Clube Zero é, talvez de propósito, um filme muito confuso. Não que seu texto seja complexo demais, tenha personagens demais ou seja difícil de acompanhar. A estrutura do longa é na verdade tão simples que, num primeiro momento, pode enganar o espectador a respeito de suas reais intenções. E essa é uma sensação que não acaba com o final do filme.

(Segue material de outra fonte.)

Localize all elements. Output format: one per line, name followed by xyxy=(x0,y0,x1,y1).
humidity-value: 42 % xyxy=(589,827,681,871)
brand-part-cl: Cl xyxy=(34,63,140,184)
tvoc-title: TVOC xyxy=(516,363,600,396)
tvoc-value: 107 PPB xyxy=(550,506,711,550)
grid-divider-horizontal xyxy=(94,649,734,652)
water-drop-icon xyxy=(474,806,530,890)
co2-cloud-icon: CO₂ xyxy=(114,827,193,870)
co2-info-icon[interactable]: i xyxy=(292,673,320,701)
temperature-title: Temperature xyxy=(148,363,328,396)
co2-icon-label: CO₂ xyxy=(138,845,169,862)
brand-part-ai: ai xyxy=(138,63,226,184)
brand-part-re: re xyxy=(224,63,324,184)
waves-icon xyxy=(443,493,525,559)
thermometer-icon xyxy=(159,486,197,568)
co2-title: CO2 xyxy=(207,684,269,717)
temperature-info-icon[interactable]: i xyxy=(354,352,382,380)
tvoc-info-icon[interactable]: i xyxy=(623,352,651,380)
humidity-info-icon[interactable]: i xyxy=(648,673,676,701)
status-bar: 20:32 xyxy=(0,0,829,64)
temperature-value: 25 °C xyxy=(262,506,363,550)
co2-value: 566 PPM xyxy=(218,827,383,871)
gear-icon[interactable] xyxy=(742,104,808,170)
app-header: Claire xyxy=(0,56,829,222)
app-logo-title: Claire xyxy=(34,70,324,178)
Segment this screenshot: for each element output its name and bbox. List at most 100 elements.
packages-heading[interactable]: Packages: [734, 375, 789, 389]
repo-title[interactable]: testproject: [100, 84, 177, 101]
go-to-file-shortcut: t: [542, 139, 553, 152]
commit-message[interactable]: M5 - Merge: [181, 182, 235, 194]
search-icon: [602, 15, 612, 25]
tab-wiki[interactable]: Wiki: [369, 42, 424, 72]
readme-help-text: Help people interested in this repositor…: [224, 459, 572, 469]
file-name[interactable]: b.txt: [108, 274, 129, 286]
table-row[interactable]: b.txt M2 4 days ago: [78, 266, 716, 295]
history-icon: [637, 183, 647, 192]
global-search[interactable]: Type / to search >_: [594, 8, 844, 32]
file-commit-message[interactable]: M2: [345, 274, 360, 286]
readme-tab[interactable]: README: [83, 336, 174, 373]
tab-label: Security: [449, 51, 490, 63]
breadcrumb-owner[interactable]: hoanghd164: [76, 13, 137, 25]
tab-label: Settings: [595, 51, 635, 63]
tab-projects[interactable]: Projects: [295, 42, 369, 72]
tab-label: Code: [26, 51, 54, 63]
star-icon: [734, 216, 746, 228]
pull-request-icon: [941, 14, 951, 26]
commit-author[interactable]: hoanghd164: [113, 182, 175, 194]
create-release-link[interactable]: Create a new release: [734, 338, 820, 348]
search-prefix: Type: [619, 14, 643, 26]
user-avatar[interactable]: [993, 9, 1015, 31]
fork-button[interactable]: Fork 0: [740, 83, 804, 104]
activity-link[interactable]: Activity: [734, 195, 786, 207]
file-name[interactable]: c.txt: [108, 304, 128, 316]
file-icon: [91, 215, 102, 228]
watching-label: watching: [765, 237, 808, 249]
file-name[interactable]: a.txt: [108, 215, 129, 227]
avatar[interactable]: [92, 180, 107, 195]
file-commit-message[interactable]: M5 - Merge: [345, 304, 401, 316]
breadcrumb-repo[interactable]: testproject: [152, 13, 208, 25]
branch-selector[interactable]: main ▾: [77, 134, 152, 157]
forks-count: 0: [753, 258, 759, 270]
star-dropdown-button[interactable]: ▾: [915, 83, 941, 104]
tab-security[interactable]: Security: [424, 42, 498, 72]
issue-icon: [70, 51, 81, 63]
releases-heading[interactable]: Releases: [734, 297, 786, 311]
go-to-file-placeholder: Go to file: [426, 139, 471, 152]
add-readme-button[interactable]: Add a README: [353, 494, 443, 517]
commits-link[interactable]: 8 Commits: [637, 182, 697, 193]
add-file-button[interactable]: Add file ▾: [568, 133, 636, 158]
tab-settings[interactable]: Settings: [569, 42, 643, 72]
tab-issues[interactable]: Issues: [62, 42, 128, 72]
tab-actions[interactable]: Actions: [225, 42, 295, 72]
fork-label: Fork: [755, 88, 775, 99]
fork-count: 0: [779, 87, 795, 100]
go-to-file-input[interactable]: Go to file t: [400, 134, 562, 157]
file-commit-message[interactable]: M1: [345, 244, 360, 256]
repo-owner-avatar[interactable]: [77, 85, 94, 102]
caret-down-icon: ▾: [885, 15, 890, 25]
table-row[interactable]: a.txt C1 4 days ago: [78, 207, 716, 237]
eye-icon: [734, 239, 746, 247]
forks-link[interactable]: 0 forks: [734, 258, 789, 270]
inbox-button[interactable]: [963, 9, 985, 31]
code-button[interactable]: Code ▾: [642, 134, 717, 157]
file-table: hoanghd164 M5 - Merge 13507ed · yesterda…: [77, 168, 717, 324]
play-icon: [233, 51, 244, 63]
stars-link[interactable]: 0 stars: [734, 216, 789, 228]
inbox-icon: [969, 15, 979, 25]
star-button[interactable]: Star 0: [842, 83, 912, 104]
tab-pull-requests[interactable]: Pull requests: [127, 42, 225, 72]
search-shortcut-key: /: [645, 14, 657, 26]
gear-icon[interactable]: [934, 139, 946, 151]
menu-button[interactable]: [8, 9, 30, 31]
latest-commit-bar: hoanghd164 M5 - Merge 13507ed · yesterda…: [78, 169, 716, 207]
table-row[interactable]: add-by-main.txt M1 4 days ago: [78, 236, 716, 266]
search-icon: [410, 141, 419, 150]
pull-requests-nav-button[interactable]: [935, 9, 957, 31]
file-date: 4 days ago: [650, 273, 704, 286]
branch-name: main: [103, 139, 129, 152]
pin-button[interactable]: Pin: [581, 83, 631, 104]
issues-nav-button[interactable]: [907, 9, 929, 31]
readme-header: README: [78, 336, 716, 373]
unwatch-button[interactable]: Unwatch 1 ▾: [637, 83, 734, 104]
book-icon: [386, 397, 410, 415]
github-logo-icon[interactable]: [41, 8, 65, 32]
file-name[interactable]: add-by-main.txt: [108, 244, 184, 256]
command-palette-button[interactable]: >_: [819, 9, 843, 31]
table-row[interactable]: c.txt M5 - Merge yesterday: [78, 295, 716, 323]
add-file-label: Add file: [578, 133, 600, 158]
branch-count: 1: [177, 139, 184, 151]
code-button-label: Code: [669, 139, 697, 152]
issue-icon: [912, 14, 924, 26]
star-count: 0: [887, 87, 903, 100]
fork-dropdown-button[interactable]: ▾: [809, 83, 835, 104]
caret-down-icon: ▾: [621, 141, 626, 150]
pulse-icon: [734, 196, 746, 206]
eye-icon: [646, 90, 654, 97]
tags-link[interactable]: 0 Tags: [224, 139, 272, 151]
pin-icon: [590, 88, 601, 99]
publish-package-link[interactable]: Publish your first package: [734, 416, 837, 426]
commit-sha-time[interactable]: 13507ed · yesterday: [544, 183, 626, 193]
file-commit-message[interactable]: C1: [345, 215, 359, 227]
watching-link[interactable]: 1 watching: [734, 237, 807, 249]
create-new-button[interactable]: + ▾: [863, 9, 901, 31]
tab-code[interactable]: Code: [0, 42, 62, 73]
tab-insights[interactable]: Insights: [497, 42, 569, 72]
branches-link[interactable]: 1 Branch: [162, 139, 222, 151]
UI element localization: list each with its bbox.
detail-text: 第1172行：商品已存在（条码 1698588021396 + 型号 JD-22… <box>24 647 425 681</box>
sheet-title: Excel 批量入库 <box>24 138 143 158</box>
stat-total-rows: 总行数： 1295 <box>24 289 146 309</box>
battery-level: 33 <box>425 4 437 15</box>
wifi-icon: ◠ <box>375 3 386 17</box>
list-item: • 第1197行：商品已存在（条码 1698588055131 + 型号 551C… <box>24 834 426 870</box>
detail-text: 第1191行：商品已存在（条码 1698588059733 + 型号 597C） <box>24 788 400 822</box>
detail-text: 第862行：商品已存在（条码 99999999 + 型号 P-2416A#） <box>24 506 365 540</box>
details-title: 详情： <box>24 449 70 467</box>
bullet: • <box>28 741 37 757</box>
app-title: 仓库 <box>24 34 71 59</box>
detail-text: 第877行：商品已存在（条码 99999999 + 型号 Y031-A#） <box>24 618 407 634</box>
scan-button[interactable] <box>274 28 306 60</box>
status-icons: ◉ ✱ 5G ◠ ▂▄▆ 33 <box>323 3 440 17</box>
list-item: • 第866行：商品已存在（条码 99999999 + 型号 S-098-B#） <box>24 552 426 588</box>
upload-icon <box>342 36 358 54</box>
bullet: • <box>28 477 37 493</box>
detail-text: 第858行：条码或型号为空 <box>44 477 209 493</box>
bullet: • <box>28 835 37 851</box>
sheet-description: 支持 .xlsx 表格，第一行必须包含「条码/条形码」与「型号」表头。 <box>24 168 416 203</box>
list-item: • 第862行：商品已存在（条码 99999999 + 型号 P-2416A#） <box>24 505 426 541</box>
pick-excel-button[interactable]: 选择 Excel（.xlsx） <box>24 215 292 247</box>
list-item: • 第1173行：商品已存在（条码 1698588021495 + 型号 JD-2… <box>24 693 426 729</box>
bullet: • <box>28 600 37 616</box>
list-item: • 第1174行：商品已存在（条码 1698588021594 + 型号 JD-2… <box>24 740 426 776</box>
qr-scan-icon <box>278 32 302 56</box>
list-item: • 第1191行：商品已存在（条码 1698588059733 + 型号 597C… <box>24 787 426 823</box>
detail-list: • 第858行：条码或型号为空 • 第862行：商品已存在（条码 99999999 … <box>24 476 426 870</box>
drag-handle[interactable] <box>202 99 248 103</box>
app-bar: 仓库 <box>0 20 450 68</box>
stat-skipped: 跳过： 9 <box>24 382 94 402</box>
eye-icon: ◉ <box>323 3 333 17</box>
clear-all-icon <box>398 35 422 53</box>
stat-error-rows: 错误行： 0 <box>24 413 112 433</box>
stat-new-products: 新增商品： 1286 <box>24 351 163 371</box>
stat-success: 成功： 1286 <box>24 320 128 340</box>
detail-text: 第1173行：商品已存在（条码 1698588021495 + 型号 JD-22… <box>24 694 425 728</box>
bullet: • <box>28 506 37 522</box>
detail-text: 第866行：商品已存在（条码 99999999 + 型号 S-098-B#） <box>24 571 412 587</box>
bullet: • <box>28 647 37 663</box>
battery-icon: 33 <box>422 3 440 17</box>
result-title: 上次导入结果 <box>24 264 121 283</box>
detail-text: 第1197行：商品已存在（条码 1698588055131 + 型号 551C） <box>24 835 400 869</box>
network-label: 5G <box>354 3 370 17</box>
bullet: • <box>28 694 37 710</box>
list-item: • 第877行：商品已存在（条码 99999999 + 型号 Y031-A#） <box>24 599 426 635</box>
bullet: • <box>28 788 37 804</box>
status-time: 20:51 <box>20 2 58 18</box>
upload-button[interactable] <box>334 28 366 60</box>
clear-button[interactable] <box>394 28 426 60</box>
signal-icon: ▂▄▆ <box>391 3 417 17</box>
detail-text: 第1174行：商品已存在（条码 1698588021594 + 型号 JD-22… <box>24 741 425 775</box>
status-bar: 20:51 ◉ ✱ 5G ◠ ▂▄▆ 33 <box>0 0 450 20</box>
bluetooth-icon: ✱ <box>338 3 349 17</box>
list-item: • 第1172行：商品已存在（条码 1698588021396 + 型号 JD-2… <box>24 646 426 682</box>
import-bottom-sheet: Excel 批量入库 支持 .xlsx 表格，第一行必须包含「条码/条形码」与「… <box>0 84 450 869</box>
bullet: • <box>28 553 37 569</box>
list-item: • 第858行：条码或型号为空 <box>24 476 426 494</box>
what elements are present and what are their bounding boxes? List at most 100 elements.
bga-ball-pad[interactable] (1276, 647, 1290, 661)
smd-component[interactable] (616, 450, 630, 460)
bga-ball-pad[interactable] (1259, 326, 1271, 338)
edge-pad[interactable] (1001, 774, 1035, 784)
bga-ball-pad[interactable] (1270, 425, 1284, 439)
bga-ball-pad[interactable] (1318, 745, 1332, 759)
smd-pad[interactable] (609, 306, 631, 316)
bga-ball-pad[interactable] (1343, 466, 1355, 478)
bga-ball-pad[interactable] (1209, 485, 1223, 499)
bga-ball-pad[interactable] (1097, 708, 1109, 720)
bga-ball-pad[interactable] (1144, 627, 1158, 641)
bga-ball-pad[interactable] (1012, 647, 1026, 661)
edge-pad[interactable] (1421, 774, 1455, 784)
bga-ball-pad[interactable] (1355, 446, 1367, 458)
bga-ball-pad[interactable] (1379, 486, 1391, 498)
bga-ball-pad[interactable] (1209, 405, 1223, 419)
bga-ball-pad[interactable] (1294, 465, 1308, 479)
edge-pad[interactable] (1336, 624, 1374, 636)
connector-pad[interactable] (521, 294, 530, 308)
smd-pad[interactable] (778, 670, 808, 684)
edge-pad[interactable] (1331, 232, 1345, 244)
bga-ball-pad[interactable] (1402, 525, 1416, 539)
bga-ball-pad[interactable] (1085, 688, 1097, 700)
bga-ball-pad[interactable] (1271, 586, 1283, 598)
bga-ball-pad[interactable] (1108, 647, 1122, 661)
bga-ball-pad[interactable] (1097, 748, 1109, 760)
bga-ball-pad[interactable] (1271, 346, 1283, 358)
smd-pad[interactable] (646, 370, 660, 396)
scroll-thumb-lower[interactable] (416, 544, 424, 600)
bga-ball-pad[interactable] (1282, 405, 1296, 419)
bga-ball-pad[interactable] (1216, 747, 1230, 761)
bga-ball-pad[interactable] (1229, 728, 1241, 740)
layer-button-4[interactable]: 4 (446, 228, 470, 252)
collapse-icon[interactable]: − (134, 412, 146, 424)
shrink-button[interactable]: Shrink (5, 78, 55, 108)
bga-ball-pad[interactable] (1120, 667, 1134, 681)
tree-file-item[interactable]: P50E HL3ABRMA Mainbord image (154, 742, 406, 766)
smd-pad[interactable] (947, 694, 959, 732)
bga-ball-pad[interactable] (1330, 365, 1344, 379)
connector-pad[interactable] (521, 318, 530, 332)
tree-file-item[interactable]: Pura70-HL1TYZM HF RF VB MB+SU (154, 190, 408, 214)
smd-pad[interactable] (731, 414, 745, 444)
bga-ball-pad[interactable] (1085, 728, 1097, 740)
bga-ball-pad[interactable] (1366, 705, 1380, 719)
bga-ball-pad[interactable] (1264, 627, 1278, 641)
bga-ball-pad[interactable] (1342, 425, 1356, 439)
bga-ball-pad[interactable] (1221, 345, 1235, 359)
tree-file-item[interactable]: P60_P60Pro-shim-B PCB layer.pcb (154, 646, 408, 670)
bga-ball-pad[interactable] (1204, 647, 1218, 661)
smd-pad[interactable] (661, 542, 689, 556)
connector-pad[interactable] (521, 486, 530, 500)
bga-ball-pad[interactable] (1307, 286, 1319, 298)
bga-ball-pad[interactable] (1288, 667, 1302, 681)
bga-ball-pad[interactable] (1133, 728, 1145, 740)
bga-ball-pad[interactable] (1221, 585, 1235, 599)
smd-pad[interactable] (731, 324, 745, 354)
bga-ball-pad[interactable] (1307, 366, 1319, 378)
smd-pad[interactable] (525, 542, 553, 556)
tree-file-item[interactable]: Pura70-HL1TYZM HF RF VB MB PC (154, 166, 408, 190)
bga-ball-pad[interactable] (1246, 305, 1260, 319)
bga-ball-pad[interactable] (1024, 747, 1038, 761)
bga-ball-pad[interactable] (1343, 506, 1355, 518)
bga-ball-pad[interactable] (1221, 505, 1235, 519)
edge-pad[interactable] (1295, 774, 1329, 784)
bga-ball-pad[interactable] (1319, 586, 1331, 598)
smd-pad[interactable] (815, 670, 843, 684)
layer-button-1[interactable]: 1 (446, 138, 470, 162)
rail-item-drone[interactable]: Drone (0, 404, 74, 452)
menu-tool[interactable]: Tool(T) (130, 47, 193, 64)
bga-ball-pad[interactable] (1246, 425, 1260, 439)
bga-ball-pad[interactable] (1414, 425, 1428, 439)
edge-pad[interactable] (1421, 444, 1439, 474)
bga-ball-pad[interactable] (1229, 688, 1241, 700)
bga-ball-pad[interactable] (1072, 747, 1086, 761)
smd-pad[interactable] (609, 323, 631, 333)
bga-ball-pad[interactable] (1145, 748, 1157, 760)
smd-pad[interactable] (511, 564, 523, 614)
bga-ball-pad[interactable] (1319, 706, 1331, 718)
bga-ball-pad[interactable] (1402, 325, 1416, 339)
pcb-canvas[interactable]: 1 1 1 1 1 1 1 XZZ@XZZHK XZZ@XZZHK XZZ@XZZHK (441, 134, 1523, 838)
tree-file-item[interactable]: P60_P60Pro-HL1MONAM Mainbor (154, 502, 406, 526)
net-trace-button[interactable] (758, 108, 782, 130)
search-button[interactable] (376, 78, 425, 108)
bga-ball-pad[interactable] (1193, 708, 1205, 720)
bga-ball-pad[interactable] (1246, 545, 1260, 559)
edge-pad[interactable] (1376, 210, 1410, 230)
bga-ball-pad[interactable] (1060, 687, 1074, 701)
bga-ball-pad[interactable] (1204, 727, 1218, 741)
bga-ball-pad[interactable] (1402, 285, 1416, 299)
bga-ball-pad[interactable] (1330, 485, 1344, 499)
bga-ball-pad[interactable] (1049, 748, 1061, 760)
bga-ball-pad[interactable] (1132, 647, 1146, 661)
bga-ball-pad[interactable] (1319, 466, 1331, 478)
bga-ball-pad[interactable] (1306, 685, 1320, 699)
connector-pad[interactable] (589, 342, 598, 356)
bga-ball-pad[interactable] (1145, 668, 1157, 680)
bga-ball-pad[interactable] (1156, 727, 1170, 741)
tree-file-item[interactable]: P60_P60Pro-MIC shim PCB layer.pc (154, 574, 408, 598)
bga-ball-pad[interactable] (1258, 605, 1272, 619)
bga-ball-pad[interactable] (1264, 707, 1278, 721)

Novo longa-metragem da diretora austríaca Jessica Hausner, Club Zero conta a história de Senhorita Novak (Mia Wasikowska), uma professora recém-chegada a um colégio de elite com a missão de ensinar educação alimentar aos estudantes adolescentes, em sua maioria atletas e artistas de alta performance. As aulas, entretanto, rapidamente começam a representar um grande perigo aos alunos, quando a professora começa a difundir sua filosofia de comer cada vez menos, até chegar ao ponto de parar completamente de se alimentar.
Sátira ou lição de moral?
É muito fácil torcer o nariz para a proposta de Clube Zero, que, em seus primeiros momentos, se parece perigosamente com uma campanha de conscientização em relação a transtornos alimentares como a anorexia e a bulimia, além da busca por corpos excessivamente magros e que atendam às expectativas socioculturais para jovens de alta renda e performance.
O filme, visualmente muito interessante, fotografado com cores de alto contraste, ângulos pouco comuns e diálogos rápidos, ácidos e quase fantasiosos, coloca o espectador em uma situação de vulnerabilidade: é impossível não se perguntar se você foi enganado e entrou no cinema para assistir a um sermão sobre os perigos dos transtornos alimentares. Praticamente um PROERD, mas você é adulto e pagou pelo preço do ingresso.
A estética hiperestilizada criada por Jessica Hausner ajuda a potencializar a agonia vivida pelos pupilos da professora Novak. Afinal, em um mundo onde as aparências são tão importantes quanto o conteúdo, a magreza extrema parece ser a única casca em que um jovem bem-sucedido e pertencente a uma respeitável instituição de ensino pode habitar. É inevitável não lembrar de Wes Anderson, mas aqui, as cores e ângulos fantasiosos só servem para oprimir tanto os personagens quanto o espectador.
É após o primeiro ato que a projeção realmente mostra a que veio: os limites entre o moralismo e uma fábula imprevisível e bem construída começam a se mostrar cada vez mais tênues. A atuação sarcástica de Mia Wasikowska representa grande parte desse trunfo, e o núcleo principal de estudantes também não decepciona, entregando personagens complexos, reativos e sarcásticos, assim como a maioria dos adolescentes. Em determinado momento, após julgar saber exatamente pra onde o filme tenta te levar, é normal se surpreender com o fato de que não há como prever como a história – cada vez mais absurda – terminará.
Não há para onde correr
A constante decisão das câmeras de encurralar seus personagens de frente, como se estivessem olhando nos olhos do espectador, desafia a clássica lógica de voyeurismo do cinema. É como se, a todo instante, algum dos membros do Clube Zero estivesse te perguntando a sua opinião a respeito dos acontecimentos em tela. Um chamado para a ação que não se concretizará, afinal, você está sentado no escuro e não tem escolha além de presenciar o destino possivelmente trágico dos pobres-meninos-ricos e vulneráveis a um mundo cheio de olhares inquisidores e ávidos de conclusões, como os do espectador.
A sensação de ambiguidade, felizmente, persiste após o final do filme. É um alívio perceber que o roteiro não se esconde em soluções óbvias, e nem faz questão de explicar demais seus aspectos mais fantasiosos. Clube Zero é um filme ácido como seus personagens, intimidador como sua ambientação, desesperançoso como o espírito de sua época. A moral da história é, se muito, pessoal e intransferível.